To understand why nurses leave, maybe we should focus on why they used to stay

Why do we work?

That may seem like a simple question. But for healthcare organizations trying to figure out why nurses are leaving their jobs, it may be the question to contemplate.

What attracts and retains employees: cash, career or calling?

Research conducted by Dr. Amy Wrzesniewski, organizational behavior professor at Yale University’s School of Management, explains that employees think about work as:

  • A job focused on pay to support family, hobbies and life outside of work (“cash”)
  • A path to success and prestige (“career”), or
  • An integral part of their lives and individual identity (“calling”).

Dr. Wrzesniewski found that employees in most workplaces are evenly divided among these three categories. She also discovered that individuals who have a strong “calling” orientation report higher satisfaction with their lives and work. They are more likely to view and craft their job to fit personal strengths and interests.

As providers organizations try to better understand why nurses are leaving their jobs, recent trends may be deceiving. The flight to higher paying agency jobs seems to suggest that it’s only money that matters. But are short-term attraction factors during the pandemic the same job characteristics that lead to long-term retention and loyalty?

A recent Harris Poll survey, which was conducted across industries, found that only 26% of job changers like their new job enough to stay. The headline in USA Today says it all:

‘I let money get in the way’:  Most recent job quitters have regrets or don’t plan to stay in new role

For healthcare organizations concerned about how they can ever compete with traveler and agency nurse compensation, the results of this poll should help illuminate a clear path.

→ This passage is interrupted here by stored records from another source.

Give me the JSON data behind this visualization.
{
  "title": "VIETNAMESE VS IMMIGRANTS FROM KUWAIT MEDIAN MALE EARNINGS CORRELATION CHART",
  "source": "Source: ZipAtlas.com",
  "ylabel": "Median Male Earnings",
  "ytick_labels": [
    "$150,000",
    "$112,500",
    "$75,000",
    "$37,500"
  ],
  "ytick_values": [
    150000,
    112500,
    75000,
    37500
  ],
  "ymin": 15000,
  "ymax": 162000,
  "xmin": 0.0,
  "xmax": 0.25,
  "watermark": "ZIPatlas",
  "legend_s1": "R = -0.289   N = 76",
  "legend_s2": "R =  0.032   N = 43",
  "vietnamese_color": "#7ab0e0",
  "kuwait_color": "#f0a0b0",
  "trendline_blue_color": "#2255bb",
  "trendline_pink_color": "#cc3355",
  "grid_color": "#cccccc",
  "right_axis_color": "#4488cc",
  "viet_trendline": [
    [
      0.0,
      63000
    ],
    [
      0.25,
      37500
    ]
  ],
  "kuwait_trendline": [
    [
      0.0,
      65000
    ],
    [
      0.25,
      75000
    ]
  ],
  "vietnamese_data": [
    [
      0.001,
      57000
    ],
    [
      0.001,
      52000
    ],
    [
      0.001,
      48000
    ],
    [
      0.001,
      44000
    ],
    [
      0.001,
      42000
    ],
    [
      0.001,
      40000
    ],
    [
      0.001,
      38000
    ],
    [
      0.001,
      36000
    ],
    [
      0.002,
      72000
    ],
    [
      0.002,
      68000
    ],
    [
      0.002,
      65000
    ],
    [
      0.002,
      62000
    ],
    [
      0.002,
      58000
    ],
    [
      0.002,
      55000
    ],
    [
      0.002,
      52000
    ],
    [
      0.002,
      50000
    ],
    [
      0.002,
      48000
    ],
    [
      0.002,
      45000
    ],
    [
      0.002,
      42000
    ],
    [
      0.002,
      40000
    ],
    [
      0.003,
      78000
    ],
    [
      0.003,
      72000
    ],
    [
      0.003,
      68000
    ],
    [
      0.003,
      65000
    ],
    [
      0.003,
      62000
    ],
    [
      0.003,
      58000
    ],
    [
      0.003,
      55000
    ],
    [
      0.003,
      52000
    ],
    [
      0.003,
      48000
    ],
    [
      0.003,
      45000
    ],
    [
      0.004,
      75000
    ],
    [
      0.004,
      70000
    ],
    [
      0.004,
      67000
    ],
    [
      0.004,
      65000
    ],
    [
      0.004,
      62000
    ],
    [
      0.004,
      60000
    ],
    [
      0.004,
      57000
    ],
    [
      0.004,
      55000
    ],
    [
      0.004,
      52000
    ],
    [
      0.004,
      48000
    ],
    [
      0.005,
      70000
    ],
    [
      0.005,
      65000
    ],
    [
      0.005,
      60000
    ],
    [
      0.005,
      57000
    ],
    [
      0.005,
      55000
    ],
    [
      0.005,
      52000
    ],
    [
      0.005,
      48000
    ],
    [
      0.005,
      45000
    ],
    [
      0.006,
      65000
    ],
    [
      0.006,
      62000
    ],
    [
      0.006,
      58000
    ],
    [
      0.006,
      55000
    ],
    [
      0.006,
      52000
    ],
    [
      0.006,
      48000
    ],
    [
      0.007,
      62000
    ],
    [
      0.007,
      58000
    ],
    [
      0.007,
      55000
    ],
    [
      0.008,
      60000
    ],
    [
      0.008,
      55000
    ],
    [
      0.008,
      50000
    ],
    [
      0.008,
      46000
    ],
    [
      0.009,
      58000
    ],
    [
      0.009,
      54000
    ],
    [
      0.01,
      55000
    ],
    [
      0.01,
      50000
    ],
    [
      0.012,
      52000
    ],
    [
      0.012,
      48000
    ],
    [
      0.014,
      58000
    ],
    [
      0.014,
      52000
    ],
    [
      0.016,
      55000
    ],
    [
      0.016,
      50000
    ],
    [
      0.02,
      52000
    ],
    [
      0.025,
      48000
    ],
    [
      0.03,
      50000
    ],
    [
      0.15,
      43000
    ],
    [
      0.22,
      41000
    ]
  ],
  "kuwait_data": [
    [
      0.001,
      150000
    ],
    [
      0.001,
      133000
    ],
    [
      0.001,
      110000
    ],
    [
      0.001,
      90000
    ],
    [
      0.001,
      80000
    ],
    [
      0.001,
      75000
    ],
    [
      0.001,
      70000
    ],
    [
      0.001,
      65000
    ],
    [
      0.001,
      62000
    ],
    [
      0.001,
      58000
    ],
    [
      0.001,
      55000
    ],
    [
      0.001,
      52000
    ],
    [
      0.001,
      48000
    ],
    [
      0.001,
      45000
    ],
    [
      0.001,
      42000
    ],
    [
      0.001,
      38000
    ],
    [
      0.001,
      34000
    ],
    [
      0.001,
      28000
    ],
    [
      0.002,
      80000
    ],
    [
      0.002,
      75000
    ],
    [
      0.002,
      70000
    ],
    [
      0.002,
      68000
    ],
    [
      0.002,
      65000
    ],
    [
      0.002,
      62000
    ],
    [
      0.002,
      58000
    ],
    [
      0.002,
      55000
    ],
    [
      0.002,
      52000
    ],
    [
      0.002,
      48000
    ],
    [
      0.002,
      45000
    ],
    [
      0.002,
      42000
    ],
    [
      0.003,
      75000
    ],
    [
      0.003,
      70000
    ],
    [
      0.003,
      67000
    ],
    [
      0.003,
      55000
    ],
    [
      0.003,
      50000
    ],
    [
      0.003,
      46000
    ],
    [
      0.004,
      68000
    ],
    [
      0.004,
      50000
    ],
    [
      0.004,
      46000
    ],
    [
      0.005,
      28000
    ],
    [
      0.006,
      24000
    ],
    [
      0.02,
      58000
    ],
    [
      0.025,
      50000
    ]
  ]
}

Now is the time to reconnect to purpose

Our industry is at a critical juncture: the healthcare workforce must be re-engaged and rebuilt. Connection to calling should be one of the primary factors that organizations consider in addition to compensation, benefits, career ladders, and staffing models.

That said, healthcare providers worried about why nurses are leaving cannot and should not take for granted or exploit the fact that many professionals express a calling to their life-saving work. Research from Robert Quinn, professor emeritus at the University of Michigan’s Ross School of Business and cofounder of the Center for Positive Organizations, found that a connection to a higher purpose indeed can be powerful. But it only works when connection to purpose is intentional, authentic, and central to how work gets done in the organization.

In other words, nurturing healthcare work as a calling can’t be a gimmick. Leaders must approach this connection to purpose and calling an integral part of the workplace culture.

Additionally, most organizations recognize that workforce attitudes have been changing for years. The stress of the pandemic simply has accelerated changes around how employees think about the relationship between their jobs and personal lives.

Back to Dr. Wrzesniewski’s research, remember that she found that individuals who have a strong “calling” orientation are more likely to view and craft their jobs to fit personal strengths and interests. Incorporating how this generation of professionals define and describe their calling must be at the heart of workforce development plans.

Organizations, especially those in healthcare, must pay appropriately and fairly. But money alone is rarely the reason individuals decide to stay with an organization. Nurturing the calling to serve that most professionals inherently possess should part of the road back from today’s staffing crisis.